August 18, 2010

Gliebers Dresses: They Keep Coming

From: Meredith Thompson [mailto:meredith.thompson@gliebersdresses.com]

Sent: Wednesday, August 18, 2010 10:55 AM

To: Kevin Hillstrom

Subject: How Are You?


Dear Kevin:

Remember me? It's Meredith. Meredith Thompson! How the heck are you doing? I heard that you are working with some footwear company on some random island on the West Coast, what is that like?

I don't know if you heard the news or not. Brandon Templeton was fired as CEO of Gliebers Dresses a few weeks ago. He had this "all-in" strategy, I guess he liked playing Texas Hold 'Em or something, and decided that we had to go "all-in" and completely abandon our catalog marketing strategy. We went "all-in". And now I am "all-in" when it comes to a liquidation strategy because we missed our sales plan by 50% in July.

Was the kid a knucklehead? Absolutely. Was the kid trying to push us into the future? Probably. We fought this kid every step of the way, doing everything possible to make sure that the kid didn't kill our beloved catalog.

You have to understand, Kevin, that we love catalog marketing. I can't think about merchandising a landing page, that's boring, who wants to do that? Now, when it comes to putting together sixteen pages that tell the story about why a sundress is vital to the summertime lifestyle of a 58 year old woman, well, that is something I know about, I have a passion for this style of marketing and merchandising.

This new generation of "digi-dudes" as I call them, well, I'm not certain what they have a passion for. They batter old-school marketers like me, but they seem completely inept when it comes to creating demand. Sure, anybody can do an A/B test on a landing page to determine which style of creative generates orders more efficiently, but can these digi-dudes create the demand that sends a customer to a landing page? I doubt it. I sincerely doubt it. A generation of marketers are losing the battle on demand generation. Our kid-wonder former CEO learned this lesson the hard way. You can have apps for the Android platform, for the iPad, for the iPod, for the iPhone, for Blackberry, for Raspberry for crying out loud. How the heck do you tell customers to go and download the app? I mean, honestly, should we expect a couple hundred thousand twenty-nine year olds to virally share the fact that we have a series of apps with their closest friends?

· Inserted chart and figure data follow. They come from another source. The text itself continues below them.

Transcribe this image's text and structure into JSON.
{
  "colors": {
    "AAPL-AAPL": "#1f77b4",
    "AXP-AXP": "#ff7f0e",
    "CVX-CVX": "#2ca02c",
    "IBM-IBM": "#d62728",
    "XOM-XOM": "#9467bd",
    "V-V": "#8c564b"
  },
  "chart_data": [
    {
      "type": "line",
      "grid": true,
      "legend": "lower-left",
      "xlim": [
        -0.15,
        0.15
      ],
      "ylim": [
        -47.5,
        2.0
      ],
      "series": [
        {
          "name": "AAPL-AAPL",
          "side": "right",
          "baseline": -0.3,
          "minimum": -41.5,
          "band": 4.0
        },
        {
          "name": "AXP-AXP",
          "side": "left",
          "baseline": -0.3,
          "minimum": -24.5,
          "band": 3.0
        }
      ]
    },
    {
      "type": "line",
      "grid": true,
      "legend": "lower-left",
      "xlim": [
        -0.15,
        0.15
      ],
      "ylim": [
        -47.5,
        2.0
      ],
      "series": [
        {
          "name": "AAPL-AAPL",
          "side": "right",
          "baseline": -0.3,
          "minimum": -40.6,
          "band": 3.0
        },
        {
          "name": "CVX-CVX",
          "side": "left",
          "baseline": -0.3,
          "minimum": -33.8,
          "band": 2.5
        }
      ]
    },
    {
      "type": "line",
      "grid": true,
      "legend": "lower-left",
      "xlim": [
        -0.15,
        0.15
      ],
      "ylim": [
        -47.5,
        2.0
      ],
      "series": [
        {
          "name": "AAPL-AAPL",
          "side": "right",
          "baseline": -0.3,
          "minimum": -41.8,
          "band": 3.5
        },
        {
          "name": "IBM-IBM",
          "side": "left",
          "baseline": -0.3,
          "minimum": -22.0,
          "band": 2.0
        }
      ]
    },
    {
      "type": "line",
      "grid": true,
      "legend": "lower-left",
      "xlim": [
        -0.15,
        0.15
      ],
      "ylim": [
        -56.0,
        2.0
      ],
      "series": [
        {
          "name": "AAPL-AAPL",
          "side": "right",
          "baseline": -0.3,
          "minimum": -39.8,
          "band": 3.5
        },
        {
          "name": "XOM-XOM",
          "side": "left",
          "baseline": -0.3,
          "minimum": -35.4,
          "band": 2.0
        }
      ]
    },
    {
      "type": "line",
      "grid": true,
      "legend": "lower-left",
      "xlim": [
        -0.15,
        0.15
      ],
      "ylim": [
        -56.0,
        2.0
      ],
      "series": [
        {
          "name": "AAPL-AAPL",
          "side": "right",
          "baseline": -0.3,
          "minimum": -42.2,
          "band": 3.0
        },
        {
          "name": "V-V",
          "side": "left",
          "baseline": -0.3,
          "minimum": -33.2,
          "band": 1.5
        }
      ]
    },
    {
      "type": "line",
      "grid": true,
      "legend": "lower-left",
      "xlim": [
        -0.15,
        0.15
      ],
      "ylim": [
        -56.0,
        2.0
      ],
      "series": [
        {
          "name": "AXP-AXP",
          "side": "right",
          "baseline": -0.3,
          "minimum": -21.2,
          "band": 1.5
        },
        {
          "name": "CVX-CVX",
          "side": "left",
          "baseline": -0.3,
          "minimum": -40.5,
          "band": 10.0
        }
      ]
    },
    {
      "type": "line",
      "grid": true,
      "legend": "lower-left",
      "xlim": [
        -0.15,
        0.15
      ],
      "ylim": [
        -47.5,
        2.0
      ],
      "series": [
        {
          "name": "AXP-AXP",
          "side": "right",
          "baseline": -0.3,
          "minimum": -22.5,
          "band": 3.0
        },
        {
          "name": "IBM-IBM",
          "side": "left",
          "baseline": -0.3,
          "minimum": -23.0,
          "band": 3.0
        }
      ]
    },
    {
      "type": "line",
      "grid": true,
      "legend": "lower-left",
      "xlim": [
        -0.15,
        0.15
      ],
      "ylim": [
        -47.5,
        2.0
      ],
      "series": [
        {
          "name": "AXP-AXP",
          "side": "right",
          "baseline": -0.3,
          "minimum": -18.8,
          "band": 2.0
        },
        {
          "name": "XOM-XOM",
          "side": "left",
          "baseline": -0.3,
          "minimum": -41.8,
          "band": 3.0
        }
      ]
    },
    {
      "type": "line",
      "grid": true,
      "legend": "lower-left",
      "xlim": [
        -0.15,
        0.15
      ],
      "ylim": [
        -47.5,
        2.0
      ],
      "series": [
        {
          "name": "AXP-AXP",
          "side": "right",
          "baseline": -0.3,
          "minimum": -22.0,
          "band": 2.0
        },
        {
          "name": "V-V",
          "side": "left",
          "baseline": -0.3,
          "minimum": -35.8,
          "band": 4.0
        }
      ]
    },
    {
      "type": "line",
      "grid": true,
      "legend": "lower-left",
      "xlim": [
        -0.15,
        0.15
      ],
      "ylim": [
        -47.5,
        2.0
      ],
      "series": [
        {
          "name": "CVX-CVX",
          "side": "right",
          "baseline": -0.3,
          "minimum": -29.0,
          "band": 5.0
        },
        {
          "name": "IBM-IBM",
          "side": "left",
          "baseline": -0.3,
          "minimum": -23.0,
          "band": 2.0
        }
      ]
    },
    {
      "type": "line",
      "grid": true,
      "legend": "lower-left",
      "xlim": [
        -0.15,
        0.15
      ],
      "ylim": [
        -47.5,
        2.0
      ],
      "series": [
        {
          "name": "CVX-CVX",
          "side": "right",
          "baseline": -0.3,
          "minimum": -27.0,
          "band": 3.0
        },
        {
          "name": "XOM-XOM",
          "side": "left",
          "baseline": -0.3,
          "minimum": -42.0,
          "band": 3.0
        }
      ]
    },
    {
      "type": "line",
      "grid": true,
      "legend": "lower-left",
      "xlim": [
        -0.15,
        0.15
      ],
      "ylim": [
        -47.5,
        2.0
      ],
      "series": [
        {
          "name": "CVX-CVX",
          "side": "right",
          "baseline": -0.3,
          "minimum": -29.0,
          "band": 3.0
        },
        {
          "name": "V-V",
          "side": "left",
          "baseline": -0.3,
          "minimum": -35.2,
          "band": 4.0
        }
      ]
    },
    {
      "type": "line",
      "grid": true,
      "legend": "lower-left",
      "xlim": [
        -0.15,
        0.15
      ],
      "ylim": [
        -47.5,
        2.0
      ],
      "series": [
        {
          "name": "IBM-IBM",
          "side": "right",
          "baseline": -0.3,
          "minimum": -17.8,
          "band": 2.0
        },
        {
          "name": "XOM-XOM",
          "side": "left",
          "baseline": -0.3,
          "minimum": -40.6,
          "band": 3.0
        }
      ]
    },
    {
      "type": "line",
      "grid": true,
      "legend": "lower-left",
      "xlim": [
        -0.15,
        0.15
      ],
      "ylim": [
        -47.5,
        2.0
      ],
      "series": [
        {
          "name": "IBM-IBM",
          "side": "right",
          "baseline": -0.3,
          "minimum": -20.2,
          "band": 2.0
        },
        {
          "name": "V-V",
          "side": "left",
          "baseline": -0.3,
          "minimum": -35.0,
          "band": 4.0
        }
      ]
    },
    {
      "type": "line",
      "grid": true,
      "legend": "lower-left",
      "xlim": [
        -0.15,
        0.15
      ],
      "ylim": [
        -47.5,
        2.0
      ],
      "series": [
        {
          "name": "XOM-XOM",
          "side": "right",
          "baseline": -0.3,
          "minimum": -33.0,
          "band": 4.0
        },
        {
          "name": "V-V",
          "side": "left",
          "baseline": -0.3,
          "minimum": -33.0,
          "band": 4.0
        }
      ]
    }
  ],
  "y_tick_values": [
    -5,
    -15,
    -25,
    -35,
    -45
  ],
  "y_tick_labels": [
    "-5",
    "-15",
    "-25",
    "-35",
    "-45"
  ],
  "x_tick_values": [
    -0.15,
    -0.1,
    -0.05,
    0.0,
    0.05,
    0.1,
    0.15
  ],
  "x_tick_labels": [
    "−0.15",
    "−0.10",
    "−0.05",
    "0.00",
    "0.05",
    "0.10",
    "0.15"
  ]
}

Brandon didn't have an answer for that.

I'll use the catalog to create demand. Until somebody comes up with a better idea, I'll use the catalog to create demand. There is no such thing as multi-channel marketing without the demand generation provided by catalog marketing. E-mail sure doesn't count, though to be fair, it is better at generating demand than an app for an Android phone. Banner ads? Please. Re-targeting? Who wants to be stalked online? The catalog, now that thing creates demand!

I'll wrap this up, now. I sure wish somebody would bring you in here to spend some time with us. Roger is making a pitch to be interim CEO. The last thing we need is a daily essay on insights from Woodside Research. We need somebody who is practical enough to know that the past is still relevant, while pushing us to test new strategies. Almost everybody we know is good at one or the other, we need somebody good at both old and new. Who might you recommend to be our CEO? Is there anybody out there who might be willing to lead us? Let me know your thoughts.